This is how you make a comic movie
While perusing the movie site Aint It Cool News I came across two exciting things for comic book fans. There was the premiere of the new trailer for what I will call the Wolverine movie (aka the absurdly and unnecessarily long titled X-Men Origins: Wolverine) and the first review for Frank Miller's film adaptation of the Will Eisner comic classic the Spirit.
On one hand, you have the Wolverine movie, filled with comic delights such as Gambit and Deadpool finally making it into a movie, a plot delving into Wolverine's very interesting life and origin, and old man Logan getting down and dirty with some good ol' violence. Like he should be. As a movie fan, you have Liev Schreiber flat out dominating the trailer with his portrayal of Sabretooth, you have Danny Huston chewing the scenery as Stryker (I contest that Michael C. Hall would have filled it better, but that's neither here nor there - at least we can save Hall for Arcade further down the line), and you have Jackman looking as in his element as you can get.
In short, get excited folks. I get the feeling that Gavin Hood may actually deliver another good installment of mutant related comic adaptations.
Then on the other hand you have the review of the Spirit, a movie rife with challenges, not the least of which is an amateurish (at best) director in comic god Miller and an absurdly hyperstylized trailer. This review compares Battlefield Earth (one of the worst adaptations and movies ever) favorably to the Spirit.
Words used in that previous sentence did in fact include "compares," "favorably," and "Battlefield Earth."
You there? You five guys (I used to be one of you) who were holding out hope that Miller's adaptation could possibly be serviceable? Give up. Regardless of how poorly written or ridiculous the actual review may be, odds are this just confirms the worst - this movie is going to suck, and badly at that.

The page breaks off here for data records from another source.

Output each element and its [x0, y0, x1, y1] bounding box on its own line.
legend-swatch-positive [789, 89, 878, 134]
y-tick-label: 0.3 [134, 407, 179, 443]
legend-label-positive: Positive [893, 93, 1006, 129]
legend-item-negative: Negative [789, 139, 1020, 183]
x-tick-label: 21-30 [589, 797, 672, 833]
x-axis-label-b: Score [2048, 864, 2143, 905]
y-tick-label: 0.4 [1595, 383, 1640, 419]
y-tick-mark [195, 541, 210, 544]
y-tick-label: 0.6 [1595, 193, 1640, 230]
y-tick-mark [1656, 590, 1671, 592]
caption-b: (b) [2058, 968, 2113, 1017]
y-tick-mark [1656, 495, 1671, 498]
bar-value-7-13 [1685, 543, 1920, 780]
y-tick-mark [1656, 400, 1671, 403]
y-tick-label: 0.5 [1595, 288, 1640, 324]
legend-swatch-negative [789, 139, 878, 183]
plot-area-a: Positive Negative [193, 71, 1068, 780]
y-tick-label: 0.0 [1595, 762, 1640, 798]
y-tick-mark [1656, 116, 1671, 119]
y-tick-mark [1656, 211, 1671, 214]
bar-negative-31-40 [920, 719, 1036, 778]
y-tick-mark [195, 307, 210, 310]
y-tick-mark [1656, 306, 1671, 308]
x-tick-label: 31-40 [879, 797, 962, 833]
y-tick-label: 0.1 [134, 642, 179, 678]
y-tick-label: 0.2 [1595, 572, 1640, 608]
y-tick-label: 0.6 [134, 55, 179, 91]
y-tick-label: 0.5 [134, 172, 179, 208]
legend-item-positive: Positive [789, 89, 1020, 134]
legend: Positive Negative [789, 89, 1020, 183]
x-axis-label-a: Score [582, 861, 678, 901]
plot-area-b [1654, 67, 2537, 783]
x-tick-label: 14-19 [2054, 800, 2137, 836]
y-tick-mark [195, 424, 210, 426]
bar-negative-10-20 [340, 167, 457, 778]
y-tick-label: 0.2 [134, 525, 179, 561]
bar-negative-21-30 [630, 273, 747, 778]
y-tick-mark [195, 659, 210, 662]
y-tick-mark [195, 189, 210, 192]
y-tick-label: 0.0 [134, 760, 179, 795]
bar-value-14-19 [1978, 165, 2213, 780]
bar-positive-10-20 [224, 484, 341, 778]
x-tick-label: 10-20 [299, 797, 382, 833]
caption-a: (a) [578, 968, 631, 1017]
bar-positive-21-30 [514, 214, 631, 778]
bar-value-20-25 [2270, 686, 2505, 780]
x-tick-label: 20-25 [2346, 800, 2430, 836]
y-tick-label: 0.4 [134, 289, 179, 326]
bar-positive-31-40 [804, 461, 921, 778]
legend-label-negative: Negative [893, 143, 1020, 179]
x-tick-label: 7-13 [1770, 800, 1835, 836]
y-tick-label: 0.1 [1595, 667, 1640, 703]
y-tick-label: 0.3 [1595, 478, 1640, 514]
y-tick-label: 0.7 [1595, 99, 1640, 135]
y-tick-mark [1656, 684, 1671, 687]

That's what always gets me. These movies have great source material. How can you not take decades of material and craft the best stories into something everyone wants to see? I just don't get it. Especially with the Spirit as it adapts one of the best comic stories ever in the "Sand Serif" arc. With all of the confidence the Wolvie preview gets me, movies like the Spirit take it away.
I really want to believe that Mendes and Caruso will do right by Preacher and Y the Last Man. While I can't expect perfect, please, please, please take us towards Wolverine and ignore everything that comes from the Spirit.